Executive mentors can have a lasting effect on those just entering the field. As a mentor, you share valuable skills, knowledge, and insights to those you mentor and help them develop their careers. Find out how an online Executive MBA program can have a positive impact on mentoring in your professional career.

Understand That Training Is Essential

In organizations without mid-level management, employees often take on larger, challenging roles without training or assistance. Talented managerial professionals can move around the organization and gather experience, but they may not receive the luxury of time or guidance to help them reflect on their work.

Such fast-paced advancement can be exciting but overwhelming, leading to frustration and burnout. To prevent the latter, Dorie Clark, writing for Forbes, says that mentoring relationships can help employees adapt and learn with greater efficiency and support. Thorough mentoring is frequent and includes sponsoring, guiding, counseling, teaching, modeling, and motivating.

Why should you care about these concerns as a manager, especially if you are busy with bigger issues? Take a moment to consider how being a mentor will help you with your own career goals. From a company perspective, mentoring is an excellent way to transfer valuable skills from one person to another. This knowledge transfer broadens available competencies, builds strong teams, and helps form a stable pipeline of succession.

Learn By Doing

Malcolm Gladwell, author of "Outliers," observes that the key to mastering any task is to put in 10,000 hours of practice. The most effective mentors also improve their own leadership abilities.

As you help those you mentor, you have the chance to reflect and articulate on your own expertise and experience — something you probably don't take time to do otherwise. In a teaching mode, you'll also begin to recognize patterns, gain new insights into previous situations, and increase your own awareness and efficacy. Sharing knowledge is a powerful way to hone your own strengths.

Practice Networking

If you want to improve your networking skills, make introductions. Introduce those you mentor to your network and meet members of your mentees' own networks as well.

Take a moment to think about the feelings you have for your own mentors. You most likely feel deep gratitude, admiration, respect, and loyalty toward them. If any of them called you with a request, you would probably respond and do your absolute best. These relationships transcend time and distance, and perhaps nothing can ensure continued opportunities more than a strong, loyal network of industry contacts.

Gain New Perspectives

Mentoring also gives you a window into the company's functions, politics, and culture. You may, for example, gain new insight into the work needs and career mentalities of people from disparate generations or backgrounds — such as the differences among baby boomers, millennials, and Generation X employees.
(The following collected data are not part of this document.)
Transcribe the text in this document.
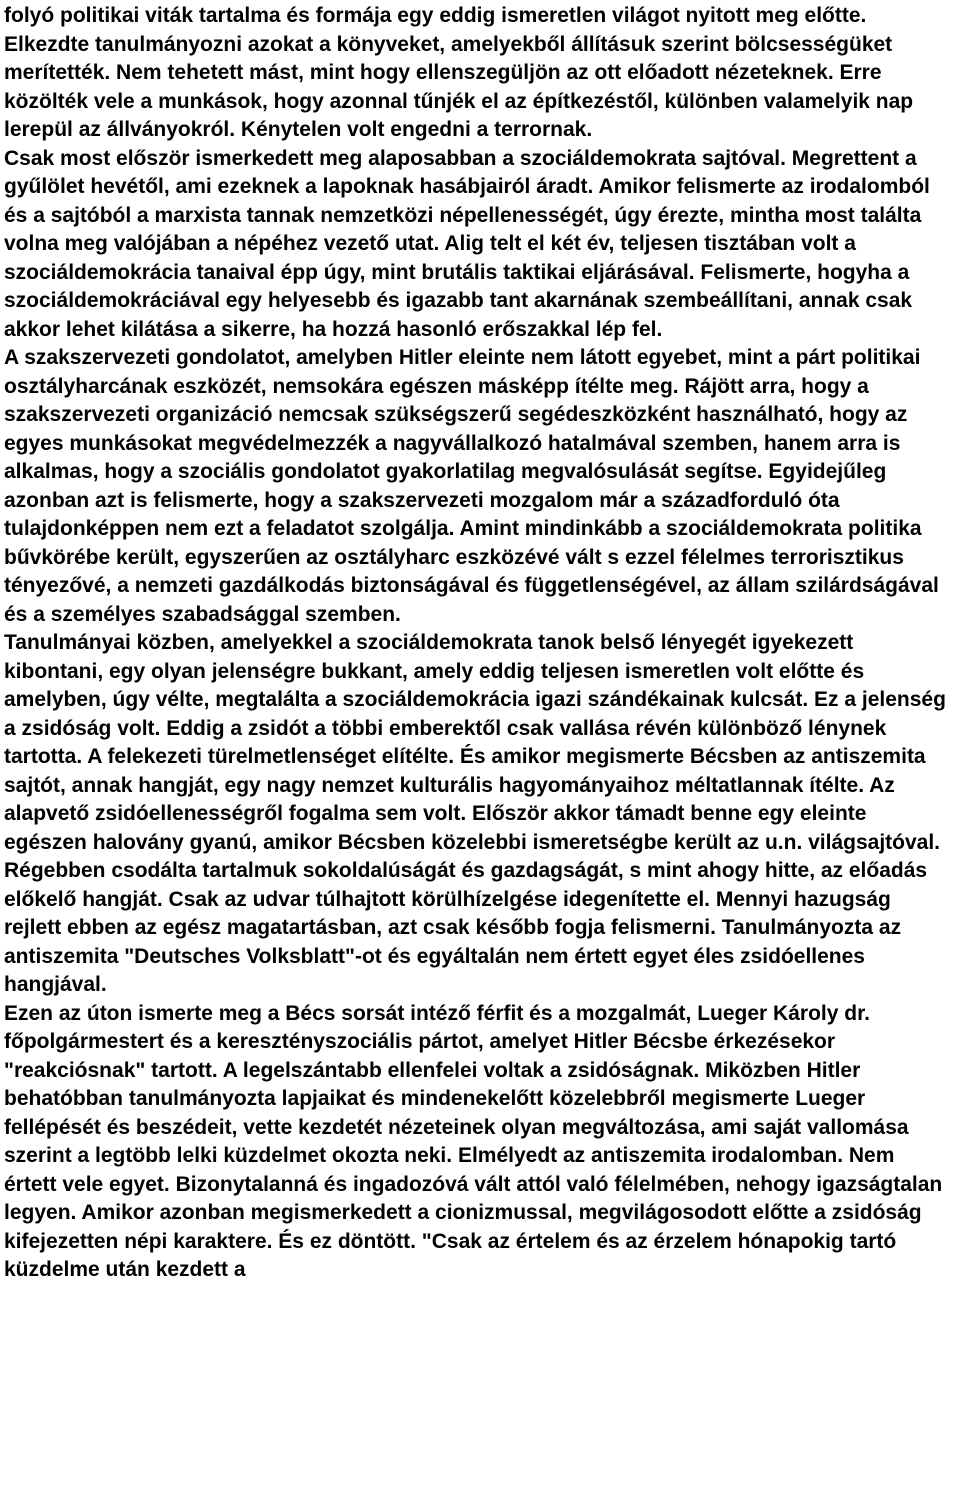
folyó politikai viták tartalma és formája egy eddig ismeretlen világot nyitott meg előtte. Elkezdte tanulmányozni azokat a könyveket, amelyekből állításuk szerint bölcsességüket merítették. Nem tehetett mást, mint hogy ellenszegüljön az ott előadott nézeteknek. Erre közölték vele a munkások, hogy azonnal tűnjék el az építkezéstől, különben valamelyik nap lerepül az állványokról. Kénytelen volt engedni a terrornak.

Csak most először ismerkedett meg alaposabban a szociáldemokrata sajtóval. Megrettent a gyűlölet hevétől, ami ezeknek a lapoknak hasábjairól áradt. Amikor felismerte az irodalomból és a sajtóból a marxista tannak nemzetközi népellenességét, úgy érezte, mintha most találta volna meg valójában a népéhez vezető utat. Alig telt el két év, teljesen tisztában volt a szociáldemokrácia tanaival épp úgy, mint brutális taktikai eljárásával. Felismerte, hogyha a szociáldemokráciával egy helyesebb és igazabb tant akarnának szembeállítani, annak csak akkor lehet kilátása a sikerre, ha hozzá hasonló erőszakkal lép fel.

A szakszervezeti gondolatot, amelyben Hitler eleinte nem látott egyebet, mint a párt politikai osztályharcának eszközét, nemsokára egészen másképp ítélte meg. Rájött arra, hogy a szakszervezeti organizáció nemcsak szükségszerű segédeszközként használható, hogy az egyes munkásokat megvédelmezzék a nagyvállalkozó hatalmával szemben, hanem arra is alkalmas, hogy a szociális gondolatot gyakorlatilag megvalósulását segítse. Egyidejűleg azonban azt is felismerte, hogy a szakszervezeti mozgalom már a századforduló óta tulajdonképpen nem ezt a feladatot szolgálja. Amint mindinkább a szociáldemokrata politika bűvkörébe került, egyszerűen az osztályharc eszközévé vált s ezzel félelmes terrorisztikus tényezővé, a nemzeti gazdálkodás biztonságával és függetlenségével, az állam szilárdságával és a személyes szabadsággal szemben.

Tanulmányai közben, amelyekkel a szociáldemokrata tanok belső lényegét igyekezett kibontani, egy olyan jelenségre bukkant, amely eddig teljesen ismeretlen volt előtte és amelyben, úgy vélte, megtalálta a szociáldemokrácia igazi szándékainak kulcsát. Ez a jelenség a zsidóság volt. Eddig a zsidót a többi emberektől csak vallása révén különböző lénynek tartotta. A felekezeti türelmetlenséget elítélte. És amikor megismerte Bécsben az antiszemita sajtót, annak hangját, egy nagy nemzet kulturális hagyományaihoz méltatlannak ítélte. Az alapvető zsidóellenességről fogalma sem volt. Először akkor támadt benne egy eleinte egészen halovány gyanú, amikor Bécsben közelebbi ismeretségbe került az u.n. világsajtóval. Régebben csodálta tartalmuk sokoldalúságát és gazdagságát, s mint ahogy hitte, az előadás előkelő hangját. Csak az udvar túlhajtott körülhízelgése idegenítette el. Mennyi hazugság rejlett ebben az egész magatartásban, azt csak később fogja felismerni. Tanulmányozta az antiszemita "Deutsches Volksblatt"-ot és egyáltalán nem értett egyet éles zsidóellenes hangjával.

Ezen az úton ismerte meg a Bécs sorsát intéző férfit és a mozgalmát, Lueger Károly dr. főpolgármestert és a keresztényszociális pártot, amelyet Hitler Bécsbe érkezésekor "reakciósnak" tartott. A legelszántabb ellenfelei voltak a zsidóságnak. Miközben Hitler behatóbban tanulmányozta lapjaikat és mindenekelőtt közelebbről megismerte Lueger fellépését és beszédeit, vette kezdetét nézeteinek olyan megváltozása, ami saját vallomása szerint a legtöbb lelki küzdelmet okozta neki. Elmélyedt az antiszemita irodalomban. Nem értett vele egyet. Bizonytalanná és ingadozóvá vált attól való félelmében, nehogy igazságtalan legyen. Amikor azonban megismerkedett a cionizmussal, megvilágosodott előtte a zsidóság kifejezetten népi karaktere. És ez döntött. "Csak az értelem és az érzelem hónapokig tartó küzdelme után kezdett a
Many mentors report feeling personally satisfied and fulfilled by their mentoring experiences, not to mention an increase in positive work relationships. As counterintuitive as it may seem, if you're feeling overwhelmed, burned out, or cynical, mentoring can give you and your career a much-needed injection of fresh energy.

Share a Sense of Personal Responsibility

Remember, successful mentoring is a shared task. You aren't exclusively responsible for creating a fruitful relationship. Those you mentor need to be honest, flexible, and open to feedback and critique. They must be willing to proactively pursue their goals, invest their time in continual learning, and address needed changes on their part.

Mentees also must be willing to give you feedback and share what is or isn't working well in the relationship. Mentors and mentees need one another, and when both parties share responsibility for their parts of the relationship, opportunities for learning and career growth can flourish.